Week:
S&P500: +3.48% FTSE100: +1.25% Gold: -0.05% Bitcoin: +2.51%
YTD:
S&P500: -0.61% FTSE100: +6.18% Gold: +9.29% Bitcoin: -19.61%
Ceasefire Hopes Faded. Macro Is Back In Charge.
Source: MarketPulse (OANDA) + S&P Global | Week ending 10 April 2026
Five trading sessions. One explosive relief rally. Then the reminder that the war premium does not leave quietly.
What drove markets this week
The week started with markets leaning into de escalation. Headlines pointing to a US Iran ceasefire triggered a sharp unwind of the fear trade. Equities surged, led by tech. The US dollar softened as the safe haven bid faded. Oil dropped hard as traders stripped out the inflation hedge premium.
That optimism did not hold. As the week progressed, talks repeatedly ran into friction and confidence faded fast. Iran pushed back on the US terms, and the market treated every update as conditional. The price action quickly reverted to a familiar rule: oil is the scoreboard. When WTI pushed back above $100, risk appetite cooled. When crude eased, equities tried to hold onto gains.
By Thursday, volatility had largely retraced toward pre conflict levels. That is supportive for positioning, but it can also be a warning sign. If negotiations deteriorate again, markets are not paying much for protection.
Friday brought the data back into focus. US CPI showed the first clear evidence of the commodity shock landing in the numbers, with headline inflation at 3.3% YoY, driven by energy and food. Canada’s employment report was broadly in line.
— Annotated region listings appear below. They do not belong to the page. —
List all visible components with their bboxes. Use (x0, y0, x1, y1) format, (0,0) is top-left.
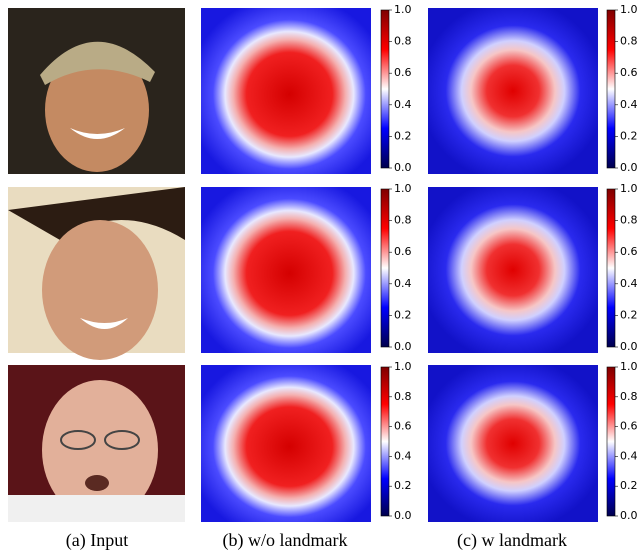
input-photos (8, 8, 185, 522)
colorbar-tick-label: 1.0 (394, 3, 412, 16)
colorbar-tick-label: 0.4 (394, 277, 412, 290)
mouth (85, 475, 109, 491)
colorbar-tick-label: 1.0 (620, 3, 638, 16)
colorbar-tick-label: 0.0 (394, 161, 412, 174)
colorbar-tick-label: 0.2 (394, 308, 412, 321)
heatmap (201, 8, 371, 174)
colorbar-tick-label: 0.6 (620, 245, 638, 258)
colorbar-tick-label: 0.4 (620, 277, 638, 290)
caption: (a) Input (66, 530, 128, 551)
colorbar-tick-label: 0.8 (394, 390, 412, 403)
colorbar-tick-label: 0.0 (394, 509, 412, 522)
colorbar-tick-label: 1.0 (394, 360, 412, 373)
colorbar (607, 10, 615, 168)
colorbar-tick-label: 0.6 (620, 66, 638, 79)
colorbar-tick-label: 0.4 (620, 98, 638, 111)
colorbar (607, 189, 615, 347)
colorbar-tick-label: 1.0 (394, 182, 412, 195)
colorbar-tick-label: 0.2 (394, 479, 412, 492)
face (42, 220, 158, 360)
colorbar-tick-label: 0.0 (620, 509, 638, 522)
colorbar-tick-label: 0.0 (394, 340, 412, 353)
colorbar-tick-label: 0.8 (620, 390, 638, 403)
heatmap (428, 187, 598, 353)
colorbar-tick-label: 0.4 (394, 98, 412, 111)
colorbar-tick-label: 0.2 (620, 308, 638, 321)
colorbar-tick-label: 0.4 (394, 449, 412, 462)
caption: (c) w landmark (457, 530, 567, 551)
colorbar (381, 189, 389, 347)
captions: (a) Input (b) w/o landmark (c) w landmark (66, 530, 567, 551)
shirt (8, 495, 185, 522)
colorbar-tick-label: 0.2 (620, 129, 638, 142)
heatmap (428, 8, 598, 174)
colorbar-tick-label: 1.0 (620, 182, 638, 195)
heatmap (201, 187, 371, 353)
colorbar-tick-label: 0.8 (620, 214, 638, 227)
colorbar (381, 367, 389, 516)
colorbar-tick-label: 0.6 (394, 66, 412, 79)
colorbar-tick-label: 0.2 (394, 129, 412, 142)
colorbar-tick-label: 0.8 (394, 35, 412, 48)
colorbar (381, 10, 389, 168)
colorbar-tick-label: 0.0 (620, 340, 638, 353)
heatmaps: 0.0 0.2 0.4 0.6 0.8 1.0 0.0 0.2 0.4 0.6 0.8 1.0 0.0 0… (201, 3, 638, 522)
colorbar-tick-label: 0.4 (620, 449, 638, 462)
colorbar-tick-label: 0.8 (620, 35, 638, 48)
colorbar (607, 367, 615, 516)
heatmap (201, 365, 371, 522)
colorbar-tick-label: 0.6 (620, 420, 638, 433)
colorbar-tick-label: 0.2 (620, 479, 638, 492)
colorbar-tick-label: 0.6 (394, 245, 412, 258)
figure: 0.0 0.2 0.4 0.6 0.8 1.0 0.0 0.2 0.4 0.6 0.8 1.0 0.0 0… (0, 0, 638, 552)
colorbar-tick-label: 0.8 (394, 214, 412, 227)
colorbar-tick-label: 0.6 (394, 420, 412, 433)
colorbar-tick-label: 0.0 (620, 161, 638, 174)
caption: (b) w/o landmark (223, 530, 348, 551)
colorbar-tick-label: 1.0 (620, 360, 638, 373)
heatmap (428, 365, 598, 522)
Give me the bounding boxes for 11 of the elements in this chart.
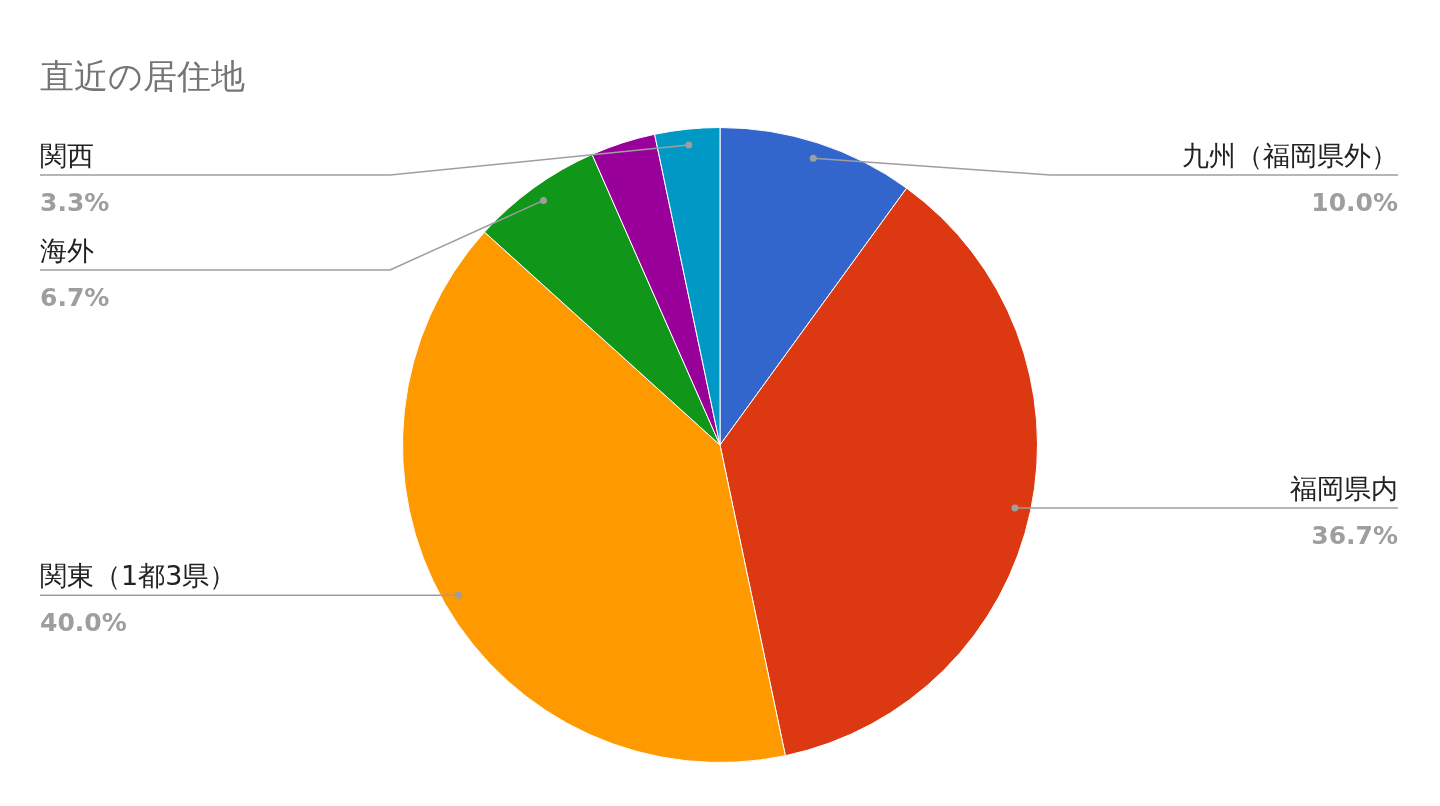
data-label: 6.7% [40, 283, 110, 312]
data-label: 3.3% [40, 188, 110, 217]
slice-label: 福岡県内 [1290, 473, 1398, 505]
slice-label: 九州（福岡県外） [1182, 140, 1398, 171]
slice-label: 関東（1都3県） [40, 560, 237, 592]
data-label: 40.0% [40, 608, 127, 638]
slice-label: 関西 [40, 140, 94, 171]
chart-title: 直近の居住地 [40, 56, 245, 96]
data-label: 10.0% [1311, 188, 1398, 217]
data-label: 36.7% [1311, 521, 1398, 551]
slice-label: 海外 [40, 235, 94, 266]
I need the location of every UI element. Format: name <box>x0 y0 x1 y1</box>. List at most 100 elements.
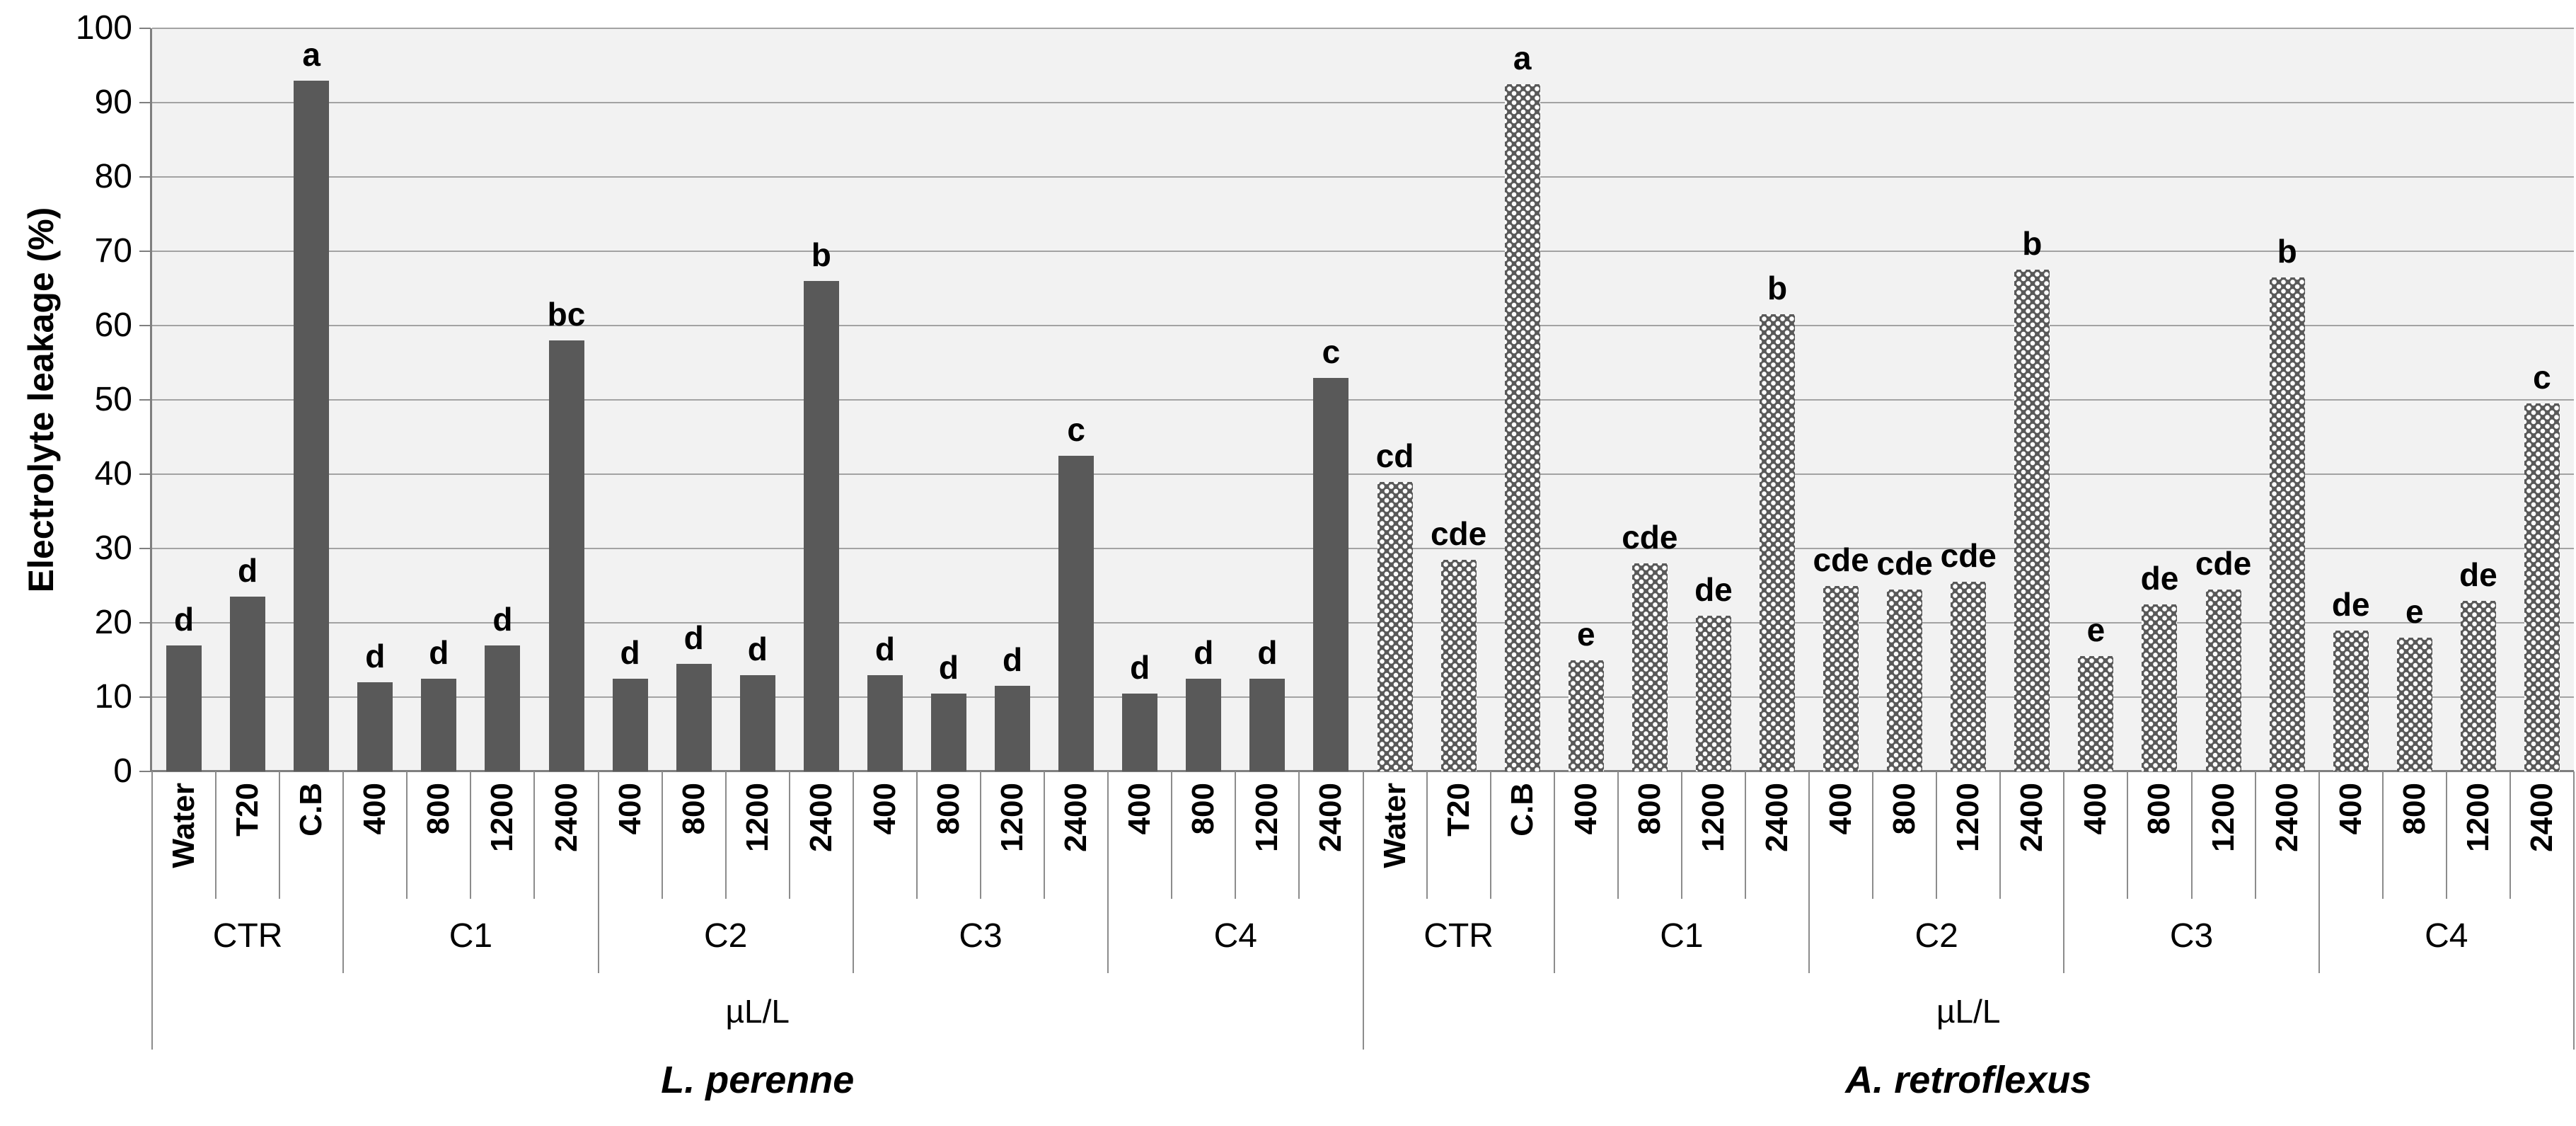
category-separator-line <box>470 771 472 899</box>
x-tick-label-cell: 2400 <box>1044 771 1108 899</box>
group-label-c3: C3 <box>2169 917 2214 955</box>
group-label-c2: C2 <box>704 917 748 955</box>
x-tick-label-cell: Water <box>1363 771 1427 899</box>
category-separator-line <box>916 771 918 899</box>
species-label: A. retroflexus <box>1845 1059 2092 1101</box>
x-tick-label: 1200 <box>739 783 775 852</box>
category-separator-line <box>2381 771 2384 899</box>
x-tick-label: 800 <box>421 783 456 835</box>
x-tick-label-cell: 1200 <box>470 771 534 899</box>
sig-letter: b <box>811 236 831 273</box>
category-separator-line <box>1999 771 2002 899</box>
x-tick-label-cell: 400 <box>1554 771 1618 899</box>
category-separator-line <box>1872 771 1874 899</box>
sig-letter: cd <box>1375 437 1414 474</box>
y-tick-label: 90 <box>94 84 132 121</box>
x-tick-label-cell: 1200 <box>1682 771 1745 899</box>
x-tick-label-cell: 400 <box>2319 771 2383 899</box>
x-tick-label-cell: 1200 <box>726 771 790 899</box>
y-axis-tick <box>139 771 151 772</box>
sig-letter: a <box>302 35 320 73</box>
x-tick-label-cell: 400 <box>599 771 662 899</box>
category-separator-line <box>724 771 727 899</box>
y-tick-label: 60 <box>94 306 132 344</box>
x-tick-label: 2400 <box>1313 783 1348 852</box>
gridline <box>152 325 2574 326</box>
category-separator-line <box>788 771 790 899</box>
x-tick-label: 2400 <box>803 783 838 852</box>
sig-letter: a <box>1513 39 1532 76</box>
x-tick-label-cell: 1200 <box>981 771 1044 899</box>
sig-letter: cde <box>1940 537 1997 575</box>
x-tick-label-cell: 800 <box>1618 771 1682 899</box>
sig-letter: b <box>2022 225 2043 263</box>
group-separator-line <box>597 771 599 973</box>
x-tick-label: 1200 <box>995 783 1030 852</box>
bar-a-retroflexus-c4-1200 <box>2460 600 2496 771</box>
gridline <box>152 102 2574 103</box>
category-separator-line <box>980 771 982 899</box>
x-tick-label: 400 <box>867 783 902 835</box>
y-tick-label: 40 <box>94 455 132 493</box>
x-tick-label-cell: 800 <box>662 771 726 899</box>
x-tick-label: 800 <box>2396 783 2432 835</box>
x-tick-label: 400 <box>1568 783 1603 835</box>
sig-letter: d <box>874 630 895 667</box>
y-tick-label: 10 <box>94 678 132 716</box>
x-tick-label-cell: 800 <box>407 771 470 899</box>
sig-letter: de <box>2140 559 2179 597</box>
x-tick-label: 400 <box>612 783 647 835</box>
sig-letter: e <box>2086 611 2106 649</box>
category-separator-line <box>2127 771 2129 899</box>
x-tick-label: 800 <box>2142 783 2177 835</box>
y-axis-tick <box>139 28 151 29</box>
bar-l-perenne-c4-800 <box>1186 678 1222 771</box>
sig-letter: d <box>620 633 640 671</box>
y-tick-label: 30 <box>94 529 132 567</box>
sig-letter: cde <box>1622 519 1678 556</box>
x-tick-label-cell: C.B <box>1491 771 1554 899</box>
bar-a-retroflexus-c3-400 <box>2078 656 2114 771</box>
x-tick-label: 400 <box>2333 783 2368 835</box>
x-tick-label: 400 <box>1122 783 1157 835</box>
sig-letter: cde <box>1813 541 1869 578</box>
category-separator-line <box>1617 771 1619 899</box>
group-separator-line <box>1808 771 1810 973</box>
species-separator-line <box>1362 771 1364 1050</box>
bar-a-retroflexus-c4-800 <box>2396 638 2432 771</box>
sig-letter: b <box>2277 232 2297 270</box>
group-label-c1: C1 <box>1660 917 1704 955</box>
category-separator-line <box>2190 771 2193 899</box>
x-tick-label: 800 <box>1631 783 1667 835</box>
y-axis-tick <box>139 548 151 549</box>
gridline <box>152 696 2574 698</box>
bar-l-perenne-c1-1200 <box>485 645 521 771</box>
x-tick-label-cell: 1200 <box>2192 771 2256 899</box>
bar-l-perenne-c2-400 <box>612 678 648 771</box>
bar-a-retroflexus-c1-400 <box>1568 660 1604 771</box>
x-tick-label: Water <box>1377 783 1412 868</box>
x-axis-line <box>150 770 2574 772</box>
x-tick-label-cell: 400 <box>343 771 407 899</box>
bar-l-perenne-c1-800 <box>421 678 457 771</box>
category-separator-line <box>1936 771 1938 899</box>
group-separator-line <box>342 771 345 973</box>
group-label-c3: C3 <box>959 917 1003 955</box>
x-tick-label: 800 <box>676 783 711 835</box>
x-tick-label-cell: 400 <box>853 771 917 899</box>
y-tick-label: 50 <box>94 381 132 418</box>
y-tick-label: 100 <box>75 9 132 47</box>
bar-l-perenne-c3-2400 <box>1058 455 1094 771</box>
sig-letter: e <box>2405 593 2424 630</box>
x-tick-label: Water <box>166 783 202 868</box>
bar-l-perenne-ctr-c.b <box>294 80 330 771</box>
group-label-c4: C4 <box>2425 917 2468 955</box>
group-label-c2: C2 <box>1914 917 1958 955</box>
x-tick-label: 1200 <box>485 783 520 852</box>
y-tick-label: 80 <box>94 158 132 195</box>
sig-letter: d <box>938 648 959 686</box>
x-tick-label-cell: Water <box>152 771 216 899</box>
sig-letter: c <box>2533 359 2551 396</box>
y-axis-line <box>150 28 152 771</box>
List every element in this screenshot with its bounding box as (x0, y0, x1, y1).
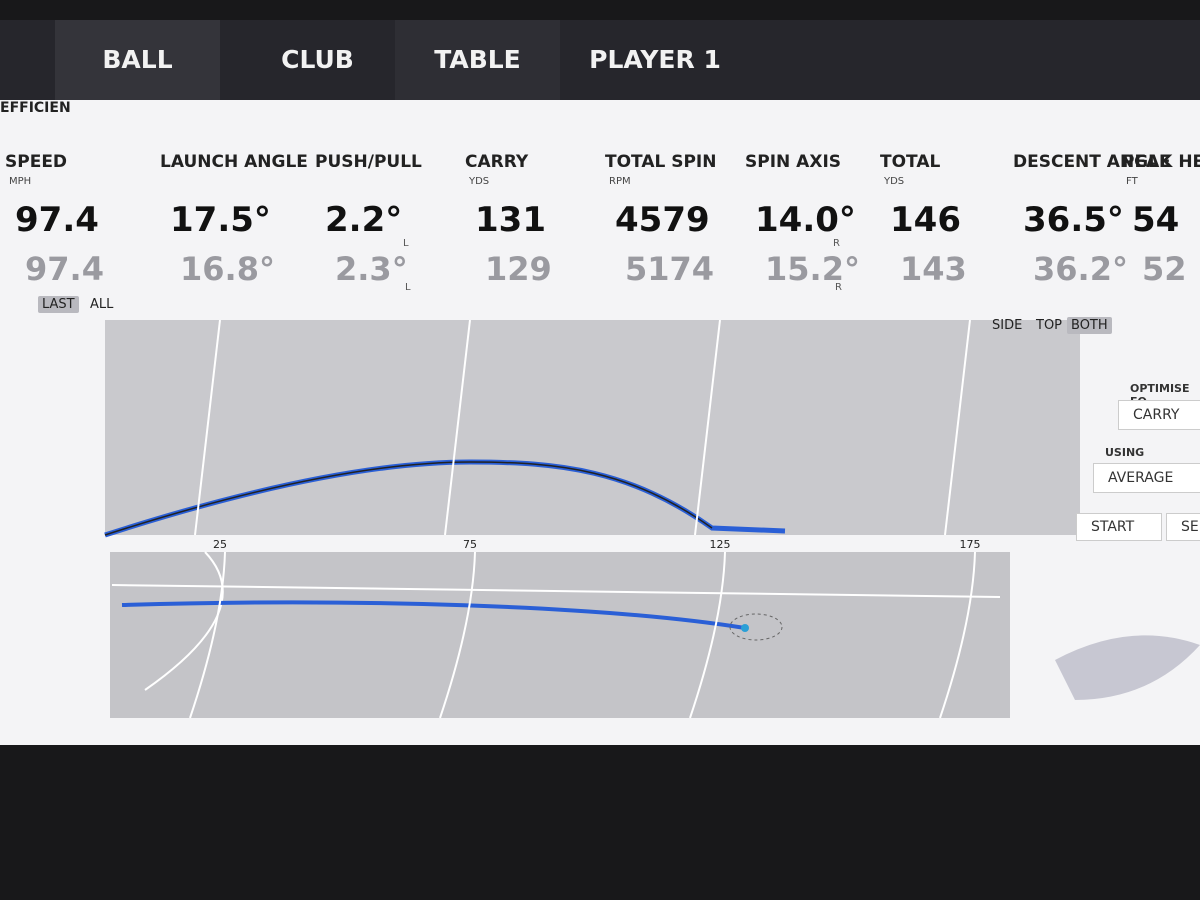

Inflation is now in the data, not just the narrative
The CPI print matters because it is the first clean read of how much the energy move is feeding through. The message is not that inflation is out of control, but that the market now has to respect a more awkward mix: geopolitics that can reprice oil overnight, and inflation that is no longer purely theoretical. If producer prices start to echo the same shock, the “sticky inflation” fear comes back quickly.
Looking ahead
This week has two moving parts. Geopolitics can still override everything, but the macro calendar is now where the next debate will be fought.
Mainland China and the UK publish GDP updates, while the US and eurozone deliver industrial production and inflation related data. The question is whether growth is holding up while energy costs push price pressures higher.
China’s Q1 GDP is expected to pick up to 5.0% from 4.5% in Q4, and the market will care most about the composition: export and manufacturing strength versus any sign that domestic consumption is improving.
In the UK, the GDP update will help map the pre war trend, with PMI surveys hinting at a brief February lift followed by a softer March.
In Europe, production, trade and inflation prints matter because the ECB has already shifted more hawkish after the energy shock. Another inflation surprise keeps an April hike firmly on the table.
In the US, industrial production and producer prices are the key. PPI is often where war related cost pressure shows first. If those costs jump and pass through risk rises, markets will worry about inflation staying sticky even if growth slows.
If ceasefire talks deteriorate further, expect oil to move first and everything else to follow.